Crise geopolítica eleva preço do petróleo e assusta Banco Central! 🚀 O barril do Brent dispara e impacta economia. Saiba mais!
A crescente tensão geopolítica entre Estados Unidos, Israel e Irã, sem sinais de resolução, tem gerado impactos significativos no mercado de petróleo. O Banco Santander reavaliou o cenário, elevando suas projeções para a commodity, e não apenas por um breve período.
O barril do Brent, principal referência para a Petrobras (PETR4), atingiu valores acima de US$ 107 nesta sexta-feira (27). Essa movimentação, segundo a equipe econômica do banco, pode contribuir para um aumento da arrecadação do governo, ajudando a estabilizar o real.
Aumento da Selic e Projeções de Inflação Revisadas
Nesse contexto de incertezas, o Santander elevou suas expectativas para a taxa Selic em 2026, agora projetando 12,25%, em vez dos 12,25% anteriores. Para 2027, a taxa básica de juros foi revisada para 12%, em comparação com os 11,50% previstos anteriormente.
Além disso, o banco revisou para cima suas projeções de inflação, com uma estimativa de 4,5% para 2026 (antes, 3,9%) e 4% para 2027, ambos acima da meta do Banco Central de 3%.
Impactos Diretos e Indiretos
O Santander destaca que os efeitos do aumento do preço do petróleo são sentidos principalmente através de combustíveis, como gasolina, diesel e querosene de aviação.

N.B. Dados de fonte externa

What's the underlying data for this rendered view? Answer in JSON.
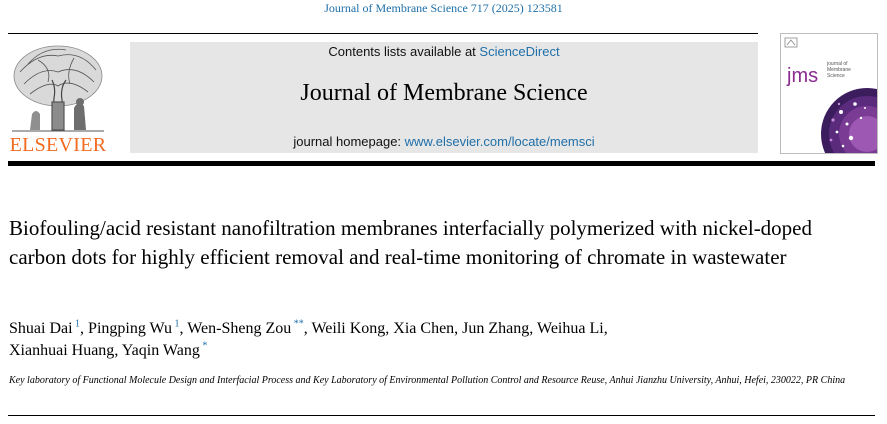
{
  "citation": "Journal of Membrane Science 717 (2025) 123581",
  "publisher": {
    "wordmark": "ELSEVIER",
    "wordmark_color": "#f26b22"
  },
  "header": {
    "contents_prefix": "Contents lists available at ",
    "contents_link": "ScienceDirect",
    "journal_title": "Journal of Membrane Science",
    "homepage_prefix": "journal homepage: ",
    "homepage_link": "www.elsevier.com/locate/memsci",
    "panel_color": "#e6e6e6",
    "link_color": "#1f6fa8"
  },
  "cover": {
    "logo_text": "jms",
    "subtitle_line1": "journal of",
    "subtitle_line2": "Membrane",
    "subtitle_line3": "Science",
    "accent_color": "#8a2c8f"
  },
  "article": {
    "title": "Biofouling/acid resistant nanofiltration membranes interfacially polymerized with nickel-doped carbon dots for highly efficient removal and real-time monitoring of chromate in wastewater",
    "authors": [
      {
        "name": "Shuai Dai",
        "mark": "1"
      },
      {
        "name": "Pingping Wu",
        "mark": "1"
      },
      {
        "name": "Wen-Sheng Zou",
        "mark": "**"
      },
      {
        "name": "Weili Kong",
        "mark": ""
      },
      {
        "name": "Xia Chen",
        "mark": ""
      },
      {
        "name": "Jun Zhang",
        "mark": ""
      },
      {
        "name": "Weihua Li",
        "mark": ""
      },
      {
        "name": "Xianhuai Huang",
        "mark": ""
      },
      {
        "name": "Yaqin Wang",
        "mark": "*"
      }
    ],
    "affiliation": "Key laboratory of Functional Molecule Design and Interfacial Process and Key Laboratory of Environmental Pollution Control and Resource Reuse, Anhui Jianzhu University, Anhui, Hefei, 230022, PR China"
  }
}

No entanto, o banco também prevê impactos em tarifas de energia elétrica, devido ao aumento do despacho de usinas térmicas, e na produção de fertilizantes, o que pode afetar a produtividade da safra 2026/27.
A equipe econômica aponta que o aumento dos custos de produção e fretes, além da inércia inflacionária, são outros fatores que contribuem para o cenário.

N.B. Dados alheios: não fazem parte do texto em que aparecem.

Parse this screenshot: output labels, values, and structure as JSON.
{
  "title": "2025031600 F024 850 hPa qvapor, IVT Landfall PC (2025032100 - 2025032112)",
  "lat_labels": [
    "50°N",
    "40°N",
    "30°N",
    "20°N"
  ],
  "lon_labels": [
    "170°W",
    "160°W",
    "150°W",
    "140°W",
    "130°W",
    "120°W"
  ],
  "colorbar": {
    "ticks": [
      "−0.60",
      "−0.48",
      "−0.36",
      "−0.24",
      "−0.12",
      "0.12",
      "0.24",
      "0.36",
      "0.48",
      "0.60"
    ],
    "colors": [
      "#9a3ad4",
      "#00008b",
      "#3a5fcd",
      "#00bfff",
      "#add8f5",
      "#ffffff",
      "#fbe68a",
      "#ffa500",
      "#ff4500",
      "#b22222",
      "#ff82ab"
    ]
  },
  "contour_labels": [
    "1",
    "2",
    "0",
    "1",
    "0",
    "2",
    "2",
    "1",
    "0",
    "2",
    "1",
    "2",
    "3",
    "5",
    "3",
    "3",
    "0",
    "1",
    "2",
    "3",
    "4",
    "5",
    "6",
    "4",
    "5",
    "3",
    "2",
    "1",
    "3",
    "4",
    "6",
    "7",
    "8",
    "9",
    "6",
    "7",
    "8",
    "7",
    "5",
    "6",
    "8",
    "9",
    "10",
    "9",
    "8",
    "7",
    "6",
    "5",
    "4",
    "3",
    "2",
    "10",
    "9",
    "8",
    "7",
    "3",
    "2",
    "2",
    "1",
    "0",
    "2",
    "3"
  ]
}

Cautela dos Bancos Centrais
O relatório do Santander ressalta que os principais bancos centrais estão adotando uma postura cautelosa, evitando ajustes rápidos nas políticas monetárias enquanto monitoram os impactos da situação no mercado. O presidente do Banco Central brasileiro, Gabriel Galípolo, mencionou que, no Brasil, o choque do petróleo apresenta efeitos mistos, elevando o valor das exportações e melhorando a balança comercial, mas ainda mantendo um déficit elevado na conta corrente.
O banco aponta que o real foi favorecido no curto prazo, mas espera uma depreciação gradual da moeda, projetando R$ 5,60/US$ em 2026 e R$ 5,70/US$ em 2027.

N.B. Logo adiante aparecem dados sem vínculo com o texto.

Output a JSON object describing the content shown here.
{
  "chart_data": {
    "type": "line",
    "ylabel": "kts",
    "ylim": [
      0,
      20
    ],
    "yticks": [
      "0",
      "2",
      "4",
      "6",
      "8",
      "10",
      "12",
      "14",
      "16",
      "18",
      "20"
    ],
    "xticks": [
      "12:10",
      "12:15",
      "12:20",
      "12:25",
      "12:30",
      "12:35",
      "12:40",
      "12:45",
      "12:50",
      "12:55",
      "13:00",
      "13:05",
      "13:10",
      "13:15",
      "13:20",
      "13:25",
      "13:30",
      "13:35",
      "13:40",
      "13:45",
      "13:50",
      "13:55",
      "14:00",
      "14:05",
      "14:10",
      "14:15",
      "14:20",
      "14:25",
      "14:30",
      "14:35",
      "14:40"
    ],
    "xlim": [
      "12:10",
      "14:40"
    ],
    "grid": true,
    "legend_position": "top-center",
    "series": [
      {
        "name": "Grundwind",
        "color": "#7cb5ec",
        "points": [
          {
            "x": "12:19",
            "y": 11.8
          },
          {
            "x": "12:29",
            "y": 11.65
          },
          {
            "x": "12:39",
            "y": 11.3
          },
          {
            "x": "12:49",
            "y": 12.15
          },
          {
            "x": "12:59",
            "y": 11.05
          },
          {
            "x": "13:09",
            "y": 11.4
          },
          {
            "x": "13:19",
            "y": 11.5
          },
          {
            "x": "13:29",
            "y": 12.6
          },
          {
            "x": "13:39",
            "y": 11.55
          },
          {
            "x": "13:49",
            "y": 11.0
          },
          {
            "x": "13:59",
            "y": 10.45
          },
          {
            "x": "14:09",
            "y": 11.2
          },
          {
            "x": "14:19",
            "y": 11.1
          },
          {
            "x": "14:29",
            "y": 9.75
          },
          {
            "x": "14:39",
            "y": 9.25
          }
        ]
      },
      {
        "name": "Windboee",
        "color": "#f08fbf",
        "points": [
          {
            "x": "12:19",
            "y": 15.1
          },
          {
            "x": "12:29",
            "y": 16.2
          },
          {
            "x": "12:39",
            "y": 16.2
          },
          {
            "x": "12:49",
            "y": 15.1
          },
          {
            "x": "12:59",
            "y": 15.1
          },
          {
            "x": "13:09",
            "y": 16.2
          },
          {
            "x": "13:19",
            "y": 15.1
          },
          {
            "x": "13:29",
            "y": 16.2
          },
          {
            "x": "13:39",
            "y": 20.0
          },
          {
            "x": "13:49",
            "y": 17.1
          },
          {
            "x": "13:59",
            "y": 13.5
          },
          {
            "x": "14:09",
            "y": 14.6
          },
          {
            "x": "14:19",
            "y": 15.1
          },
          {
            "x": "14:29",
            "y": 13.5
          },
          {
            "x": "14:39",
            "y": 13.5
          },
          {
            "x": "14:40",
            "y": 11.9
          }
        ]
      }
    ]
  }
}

Desafios na Política Fiscal
O cenário de preços mais altos do petróleo pode melhorar a arrecadação do governo, tanto pelo impacto direto no setor quanto pelo aumento do Produto Interno Bruto (PIB) nominal. No entanto, o banco alerta para o risco de novas medidas para mitigar os efeitos do choque energético e para a trajetória de alta da dívida pública.
A equipe econômica considera que o cumprimento da meta primária é mais factível neste ano, mas a situação ainda exige atenção.